- Thara Ak-Var as Flamebird, as depicted in Action Comics #886 (April 2010). Art by Pere Pérez.

Publication information
- Publisher: DC Comics
- First appearance: Superman #681 (October 2008)
- Created by: Geoff Johns James Robinson

In-story information
- Full name: Thara Ak-Var
- Species: Kryptonian
- Place of origin: Krypton
- Partnerships: Nightwing (Lor-Zod) Supergirl (Kara Zor-El)
- Notable aliases: Flamebird
- Abilities: Powers and abilities identical to those of Superman: Superhuman strength, super speed, flight, stamina and freezing breath, super hearing, multiple extrasensory and vision powers Flamebird powers: Pyrokinesis; Rapid healing; Immunity to gold kryptonite; Psychic link to Chris Kent;

= Thara Ak-Var =

Thara Ak-Var is a fictional character appearing in comic books published by DC Comics, created by Geoff Johns and James Robinson. The character first appeared during the Superman: New Krypton storyline in Superman #681 (October 2008). She is the latest character to take on the role of Flamebird. Along with Nightwing (Chris Kent), Thara is the feature character in Action Comics beginning with issue #875 (May 2009). Thara Ak-Var's name is a reference to Ak-Var, the second pre-Crisis Flamebird, and his wife Thara.

Esmé Bianco portrays Thara in the third season of Supergirl.

==Fictional character biography==
===Silver Age===
In the Silver Age, Thara is the wife of Ak-Var, the assistant of her uncle, scientist Van-Zee. Van-Zee dons the Nightwing costume to rescue a captured Superman. After Superman and Jimmy Olsen's departure from Kandor, Van-Zee assumes the role of Nightwing full-time. Ak-Var later becomes Flamebird, Van-Zee's crime-fighting partner.

===Modern Age===
Thara Ak-Var lived in Argo City and was a childhood friend of Kara Zor-El. While Kara's parents were members of the Science Guild, Thara's parents were both of the Military Guild and had served under General Zod.

Thara was among the few survivors of Krypton’s destruction. Zor-El created a force field around Argo City to protect it using technology found after Brainiac’s capture of Kandor. Sensing his own technology being used, Brainiac tracked down Argo City and began to integrate it with Kandor, and killing those who tried to stop him, including Thara's parents. While Zor-El and Alura assisted their daughter in escaping, everyone else in Argo City was captured by Brainiac, including Thara.

Life in the shrunken city continued, though at a slower rate than the rest of the universe. Despite her young age and inexperience in actual combat, Thara was made chief of security for Kandor.

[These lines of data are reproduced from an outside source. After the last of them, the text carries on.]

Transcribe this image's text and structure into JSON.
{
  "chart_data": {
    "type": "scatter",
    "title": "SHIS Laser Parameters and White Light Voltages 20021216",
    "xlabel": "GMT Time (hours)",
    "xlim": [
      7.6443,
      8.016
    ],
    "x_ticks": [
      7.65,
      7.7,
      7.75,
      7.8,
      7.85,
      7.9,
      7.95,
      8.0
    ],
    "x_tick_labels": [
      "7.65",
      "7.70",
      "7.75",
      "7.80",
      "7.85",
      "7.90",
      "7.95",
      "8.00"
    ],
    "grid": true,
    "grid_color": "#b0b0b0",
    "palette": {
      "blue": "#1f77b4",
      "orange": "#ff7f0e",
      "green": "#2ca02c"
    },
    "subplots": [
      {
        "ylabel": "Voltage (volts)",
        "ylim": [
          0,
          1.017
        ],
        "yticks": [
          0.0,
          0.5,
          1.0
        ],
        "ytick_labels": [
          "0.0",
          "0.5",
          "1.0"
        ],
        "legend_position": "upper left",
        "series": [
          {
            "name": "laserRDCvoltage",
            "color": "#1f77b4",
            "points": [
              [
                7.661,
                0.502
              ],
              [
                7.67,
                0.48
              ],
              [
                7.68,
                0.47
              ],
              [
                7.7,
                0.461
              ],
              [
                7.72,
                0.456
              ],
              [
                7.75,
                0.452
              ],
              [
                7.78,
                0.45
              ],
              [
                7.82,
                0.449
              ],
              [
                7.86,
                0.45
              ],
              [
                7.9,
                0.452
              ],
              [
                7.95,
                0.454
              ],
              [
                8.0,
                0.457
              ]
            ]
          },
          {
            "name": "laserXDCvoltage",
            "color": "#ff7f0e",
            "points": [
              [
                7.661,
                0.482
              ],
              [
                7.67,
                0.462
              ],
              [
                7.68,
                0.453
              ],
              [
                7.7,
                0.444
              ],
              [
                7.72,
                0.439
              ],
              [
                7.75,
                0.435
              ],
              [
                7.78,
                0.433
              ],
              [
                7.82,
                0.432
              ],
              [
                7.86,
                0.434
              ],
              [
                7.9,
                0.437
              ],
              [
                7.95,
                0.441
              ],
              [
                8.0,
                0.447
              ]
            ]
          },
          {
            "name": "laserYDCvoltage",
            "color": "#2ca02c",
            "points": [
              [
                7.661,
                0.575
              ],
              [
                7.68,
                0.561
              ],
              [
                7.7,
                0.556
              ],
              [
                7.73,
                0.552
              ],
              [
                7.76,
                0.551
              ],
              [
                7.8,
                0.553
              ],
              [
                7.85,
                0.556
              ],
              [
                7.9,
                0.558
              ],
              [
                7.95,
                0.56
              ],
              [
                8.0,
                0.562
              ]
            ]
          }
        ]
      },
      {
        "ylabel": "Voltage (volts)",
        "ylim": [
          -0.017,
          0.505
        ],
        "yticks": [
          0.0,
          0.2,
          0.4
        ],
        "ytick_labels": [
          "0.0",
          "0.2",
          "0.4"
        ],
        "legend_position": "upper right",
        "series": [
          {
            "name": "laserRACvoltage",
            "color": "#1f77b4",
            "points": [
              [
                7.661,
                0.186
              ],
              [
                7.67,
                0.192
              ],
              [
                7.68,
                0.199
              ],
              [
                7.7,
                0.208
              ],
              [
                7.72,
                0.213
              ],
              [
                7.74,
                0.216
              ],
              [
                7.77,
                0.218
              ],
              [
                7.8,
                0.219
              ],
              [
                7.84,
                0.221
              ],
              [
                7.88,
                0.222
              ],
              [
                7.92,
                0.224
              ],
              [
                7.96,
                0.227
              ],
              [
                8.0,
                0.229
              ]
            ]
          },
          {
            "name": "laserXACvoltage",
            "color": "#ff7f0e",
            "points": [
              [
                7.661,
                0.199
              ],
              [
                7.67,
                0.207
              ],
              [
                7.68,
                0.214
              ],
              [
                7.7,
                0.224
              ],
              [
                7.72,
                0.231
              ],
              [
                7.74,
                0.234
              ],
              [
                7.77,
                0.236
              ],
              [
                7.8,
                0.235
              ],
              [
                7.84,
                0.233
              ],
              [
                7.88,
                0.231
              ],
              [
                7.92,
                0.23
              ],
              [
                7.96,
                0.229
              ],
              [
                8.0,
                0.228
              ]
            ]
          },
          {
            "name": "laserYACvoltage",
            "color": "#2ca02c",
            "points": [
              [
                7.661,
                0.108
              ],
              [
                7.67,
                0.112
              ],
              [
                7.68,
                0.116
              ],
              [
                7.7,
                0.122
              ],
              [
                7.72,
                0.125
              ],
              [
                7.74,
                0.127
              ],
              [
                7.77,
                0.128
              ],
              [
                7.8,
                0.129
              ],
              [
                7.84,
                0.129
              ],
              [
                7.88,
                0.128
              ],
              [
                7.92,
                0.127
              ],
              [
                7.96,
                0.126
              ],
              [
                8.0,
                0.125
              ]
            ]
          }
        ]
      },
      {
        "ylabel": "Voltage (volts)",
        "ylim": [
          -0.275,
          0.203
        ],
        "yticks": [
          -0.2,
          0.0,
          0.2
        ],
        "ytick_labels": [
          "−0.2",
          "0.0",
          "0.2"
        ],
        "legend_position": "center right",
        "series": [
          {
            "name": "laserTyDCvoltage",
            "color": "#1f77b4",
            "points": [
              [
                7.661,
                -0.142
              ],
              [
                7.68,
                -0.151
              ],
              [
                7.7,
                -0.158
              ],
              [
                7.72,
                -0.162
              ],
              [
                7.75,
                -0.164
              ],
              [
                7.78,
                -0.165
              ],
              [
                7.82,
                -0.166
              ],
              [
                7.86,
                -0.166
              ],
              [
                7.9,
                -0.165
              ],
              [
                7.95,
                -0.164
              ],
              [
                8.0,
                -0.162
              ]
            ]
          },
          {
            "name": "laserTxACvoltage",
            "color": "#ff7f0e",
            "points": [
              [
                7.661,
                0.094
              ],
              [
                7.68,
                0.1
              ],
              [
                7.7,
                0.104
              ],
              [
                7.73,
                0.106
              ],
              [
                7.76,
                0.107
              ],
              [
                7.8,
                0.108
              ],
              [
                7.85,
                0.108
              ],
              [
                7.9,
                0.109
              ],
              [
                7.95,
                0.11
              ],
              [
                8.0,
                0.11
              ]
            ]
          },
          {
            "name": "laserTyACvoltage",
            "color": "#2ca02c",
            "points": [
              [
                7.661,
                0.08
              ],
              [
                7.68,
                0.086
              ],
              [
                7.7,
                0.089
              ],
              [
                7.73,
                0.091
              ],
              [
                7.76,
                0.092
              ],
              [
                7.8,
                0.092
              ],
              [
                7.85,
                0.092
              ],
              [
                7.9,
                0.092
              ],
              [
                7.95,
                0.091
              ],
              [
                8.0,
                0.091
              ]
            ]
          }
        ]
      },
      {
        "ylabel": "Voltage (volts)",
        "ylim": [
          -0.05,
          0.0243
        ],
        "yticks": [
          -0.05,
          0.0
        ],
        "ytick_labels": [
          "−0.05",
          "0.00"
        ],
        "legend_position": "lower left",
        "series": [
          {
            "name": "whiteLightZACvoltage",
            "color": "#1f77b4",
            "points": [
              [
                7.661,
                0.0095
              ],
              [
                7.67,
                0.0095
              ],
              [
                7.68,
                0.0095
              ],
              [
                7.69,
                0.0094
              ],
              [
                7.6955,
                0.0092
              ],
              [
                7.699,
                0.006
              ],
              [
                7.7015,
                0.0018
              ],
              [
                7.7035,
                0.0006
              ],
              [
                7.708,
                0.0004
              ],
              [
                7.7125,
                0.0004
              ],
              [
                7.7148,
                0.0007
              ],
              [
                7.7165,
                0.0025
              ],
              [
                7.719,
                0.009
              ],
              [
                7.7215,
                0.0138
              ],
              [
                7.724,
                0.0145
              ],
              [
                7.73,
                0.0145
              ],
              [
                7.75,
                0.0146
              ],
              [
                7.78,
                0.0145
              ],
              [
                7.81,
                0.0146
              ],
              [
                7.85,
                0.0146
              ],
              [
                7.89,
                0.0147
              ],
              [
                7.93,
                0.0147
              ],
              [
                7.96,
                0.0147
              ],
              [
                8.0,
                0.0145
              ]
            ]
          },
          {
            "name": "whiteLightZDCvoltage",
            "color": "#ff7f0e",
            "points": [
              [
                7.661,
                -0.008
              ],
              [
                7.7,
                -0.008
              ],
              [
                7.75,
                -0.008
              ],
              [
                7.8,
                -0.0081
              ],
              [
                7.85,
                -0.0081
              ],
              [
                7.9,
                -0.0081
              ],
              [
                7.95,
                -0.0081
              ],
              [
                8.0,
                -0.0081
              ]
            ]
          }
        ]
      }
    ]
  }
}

Shortly afterward, Thara is approached by Kandor's religious guild, who give her a vision of the Flamebird, a mythical Kryptonian creature. The religious guild, believing Thara to be the avatar of Flamebird, take her into their ranks. Thara later gains a physic connection with Chris Kent, who is connected to Nightwing, Flamebird's partner deity. Reclaiming her position as chief of security, Thara frees Chris from the Phantom Zone and brings him to Kandor in secret.

After Superman liberates Argo City and Kandor, Thara moves to Earth and begins operating on Earth as the superhero Flamebird, aided by Chris as Nightwing. In the 2010 miniseries Superman: War of the Supermen, Sam Lane and Lex Luthor turn Reactron into a living bomb that destroys New Krypton. At the same time, Lane and Luthor use elements from the Rao construct to turn the sun red, which depowers the surviving Kryptonians and causes many of them to die in space. Flamebird sacrifices herself by unleashing her power within the sun to restore its original color.

==Powers and abilities==
Thara has all the standard abilities of a Kryptonian exposed to the light of a yellow sun: super strength, super speed, invulnerability, flight, heat vision, super-breath, x-ray vision, and super hearing. She also possesses an undefined connection to the mythic "Flamebird" entity, which gives her pyrokinesis, immunity to gold kryptonite, and a psychic link with Chris Kent.

Like all Kryptonians, Thara is weakened by kryptonite radiation and fatally vulnerable to prolonged exposure.

==In other media==

- Thara Ak-Var appears in Supergirl, portrayed by Esmé Bianco. This version is the police chief of Argo City.
- A young Thara Ak-Var appears in Superman: Unbound, voiced by Melissa Disney.